Neo Rauch le roi kitsch ou quand l’âne frotte l’âne

Neo Rauch est devenu depuis le début du siècle le peintre allemand le plus recherché et le plus cher. Il a eu droit dans les grands musées de son pays à bien des rétrospectives et se plaint d’être ignoré en France. Les critiques de ce côté du Rhin semblent et non sans raison - réticent à l’œuvre du peintre star formé uniquement dans l’ex Allemagne de l’Est.

Fidèle à la figuration, même si à l’époque le réalisme socialiste y déclinait, l’artiste reste résolument portraitiste et peintre de scènes de genres. S’il connaissait Otto Dix et Kokoschka (élevés au rang de maitre à l’Est) il ignora des peintres tels Richter ou Polke : cela se trahit dans sa peinture du pauvre mais pour nouveaux riches.

Il existe dans le style de l’artiste quelque chose de régressif, une naïveté habile, feinte et nimbée d’onirisme et d’allusions facilement identifiables. Cela permet à tout gogo de se croire intelligent et de se retrouver en terrain connu selon la vieille formule « asinus asinum fricat ».

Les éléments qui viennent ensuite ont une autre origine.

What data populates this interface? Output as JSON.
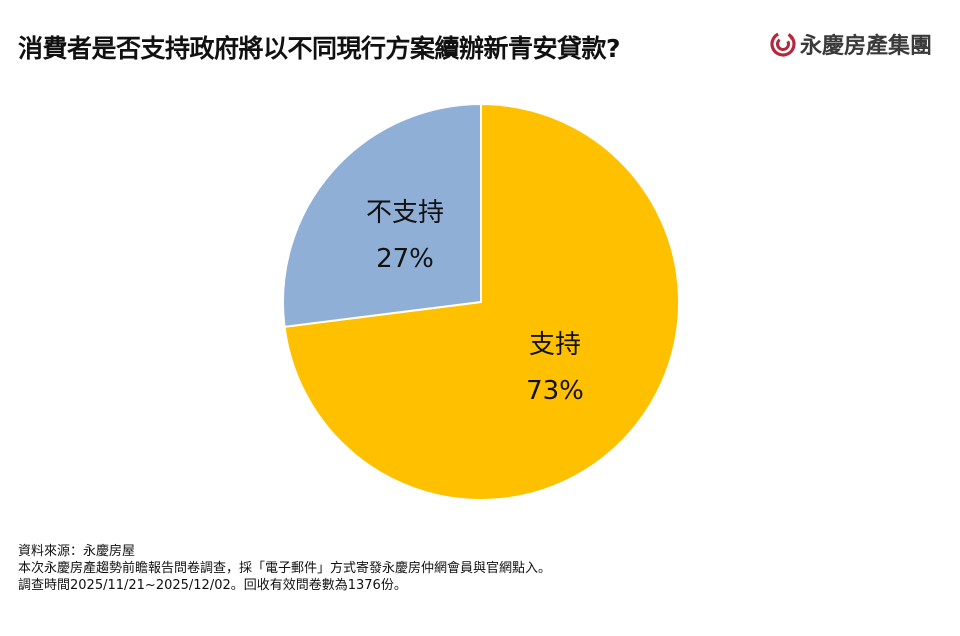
{
  "header": {
    "title": "消費者是否支持政府將以不同現行方案續辦新青安貸款?",
    "logo_text": "永慶房產集團",
    "logo_icon": "brand-swirl-icon",
    "brand_color": "#b5283c"
  },
  "chart_data": {
    "type": "pie",
    "title": "消費者是否支持政府將以不同現行方案續辦新青安貸款?",
    "categories": [
      "支持",
      "不支持"
    ],
    "values": [
      73,
      27
    ],
    "unit": "%",
    "colors": [
      "#FFC000",
      "#8FAFD6"
    ],
    "start_angle_deg": 0,
    "direction": "clockwise",
    "labels": [
      {
        "name": "支持",
        "value": "73%"
      },
      {
        "name": "不支持",
        "value": "27%"
      }
    ],
    "legend": "none"
  },
  "footer": {
    "source": "資料來源：永慶房屋",
    "method": "本次永慶房產趨勢前瞻報告問卷調查，採「電子郵件」方式寄發永慶房仲網會員與官網點入。",
    "period": "調查時間2025/11/21~2025/12/02。回收有效問卷數為1376份。"
  }
}
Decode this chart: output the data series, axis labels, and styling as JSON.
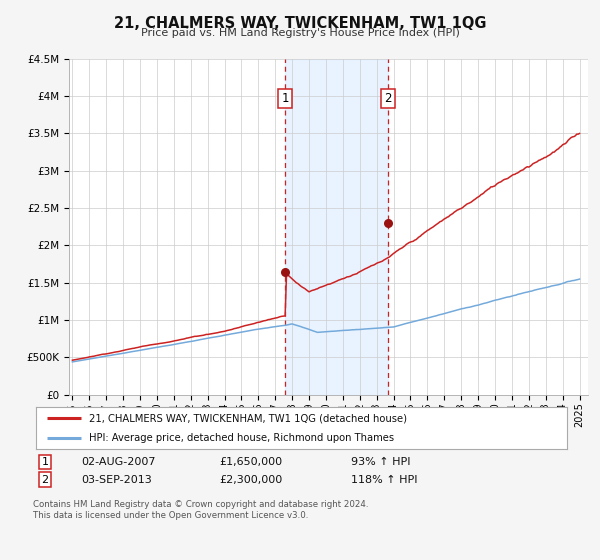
{
  "title": "21, CHALMERS WAY, TWICKENHAM, TW1 1QG",
  "subtitle": "Price paid vs. HM Land Registry's House Price Index (HPI)",
  "legend_line1": "21, CHALMERS WAY, TWICKENHAM, TW1 1QG (detached house)",
  "legend_line2": "HPI: Average price, detached house, Richmond upon Thames",
  "sale1_date_str": "02-AUG-2007",
  "sale1_price_str": "£1,650,000",
  "sale1_hpi_str": "93% ↑ HPI",
  "sale2_date_str": "03-SEP-2013",
  "sale2_price_str": "£2,300,000",
  "sale2_hpi_str": "118% ↑ HPI",
  "footnote1": "Contains HM Land Registry data © Crown copyright and database right 2024.",
  "footnote2": "This data is licensed under the Open Government Licence v3.0.",
  "sale1_x": 2007.58,
  "sale1_y": 1650000,
  "sale2_x": 2013.67,
  "sale2_y": 2300000,
  "hpi_color": "#74aadb",
  "price_color": "#cc2222",
  "sale_dot_color": "#991111",
  "fig_bg": "#f5f5f5",
  "plot_bg": "#ffffff",
  "vline_color": "#cc2222",
  "shade_color": "#ddeeff",
  "ylim_max": 4500000,
  "yticks": [
    0,
    500000,
    1000000,
    1500000,
    2000000,
    2500000,
    3000000,
    3500000,
    4000000,
    4500000
  ],
  "ytick_labels": [
    "£0",
    "£500K",
    "£1M",
    "£1.5M",
    "£2M",
    "£2.5M",
    "£3M",
    "£3.5M",
    "£4M",
    "£4.5M"
  ],
  "xmin": 1994.8,
  "xmax": 2025.5,
  "noise_seed": 7
}
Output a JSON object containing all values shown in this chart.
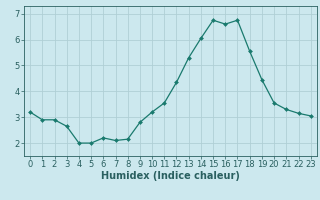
{
  "x": [
    0,
    1,
    2,
    3,
    4,
    5,
    6,
    7,
    8,
    9,
    10,
    11,
    12,
    13,
    14,
    15,
    16,
    17,
    18,
    19,
    20,
    21,
    22,
    23
  ],
  "y": [
    3.2,
    2.9,
    2.9,
    2.65,
    2.0,
    2.0,
    2.2,
    2.1,
    2.15,
    2.8,
    3.2,
    3.55,
    4.35,
    5.3,
    6.05,
    6.75,
    6.6,
    6.75,
    5.55,
    4.45,
    3.55,
    3.3,
    3.15,
    3.05
  ],
  "line_color": "#1a7a6e",
  "marker": "D",
  "marker_size": 2.0,
  "bg_color": "#cce8ee",
  "grid_color": "#b0cfd5",
  "axis_color": "#2a6060",
  "xlabel": "Humidex (Indice chaleur)",
  "xlabel_fontsize": 7,
  "tick_fontsize": 6,
  "ylim": [
    1.5,
    7.3
  ],
  "xlim": [
    -0.5,
    23.5
  ],
  "yticks": [
    2,
    3,
    4,
    5,
    6,
    7
  ],
  "xticks": [
    0,
    1,
    2,
    3,
    4,
    5,
    6,
    7,
    8,
    9,
    10,
    11,
    12,
    13,
    14,
    15,
    16,
    17,
    18,
    19,
    20,
    21,
    22,
    23
  ]
}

Cette peinture à l’inverse de l’équidé ne mange pas de pain mais vaut une fortune. L’Allemagne a donc lancé une mode qui a été reprise par les USA : le Metropolitan Museum de New York lui a consacré une exposition personnelle il y a 10 ans et Taschen lui consacra une  première monographie dispendieuse (le tirage de tête à 3 000 euros fut vote épuisé). Bref après génération Baselitz et Richter, puis  Kiefer celle de Rauch est arrivée. S’agit-il pour autant d’une avancée ? Rien de moins sûr. 

Certes le kitsch au kirsch d’immenses toiles plait par un pompiérisme assumé. Et quoi de mieux pour meubler palais et ambassades de princes qui aiment de tels univers factices et hybrides ? Le champêtre médiéval se mêle à des paysages de ruines. Des paysannes à la Breughel croisent des soldats à la Dix, des philosophes leibniziens (ou apparentés)  et des figures de la pop-culture. Le peintre revendique par ce frichti la prise en charge du sens du monde. Voire : tout est plus décoratif que déconcertant. 

Rauch cale à nouveau - plutôt que les décaler - des vieux poncifs au sein de paysages douteux présentés comme  métaphores de son inconscient. Mais les prétendues profondeurs psychiques scénarisées semblent parfaitement surjouées dans un souci évident de plaire en fumigations fort peu souveraines. L’œuvre n’est qu’un ressassement contrôlé des vieux prolégomènes surréalistes. Tout sent le faisandé et les grands marchands allemands se servent d’un tel faux trublion comme une tête de pont pour leurs avancées. Ils ont dans leurs galeries des œuvres plus pertinentes et légitimes que cette figuration factice et facile, populaire et populiste.

Jean-Paul Gavard-Perret

Neo Rauch, « Dromo Paintings », Hatje Cantz, Berlin, 2018, 30 E.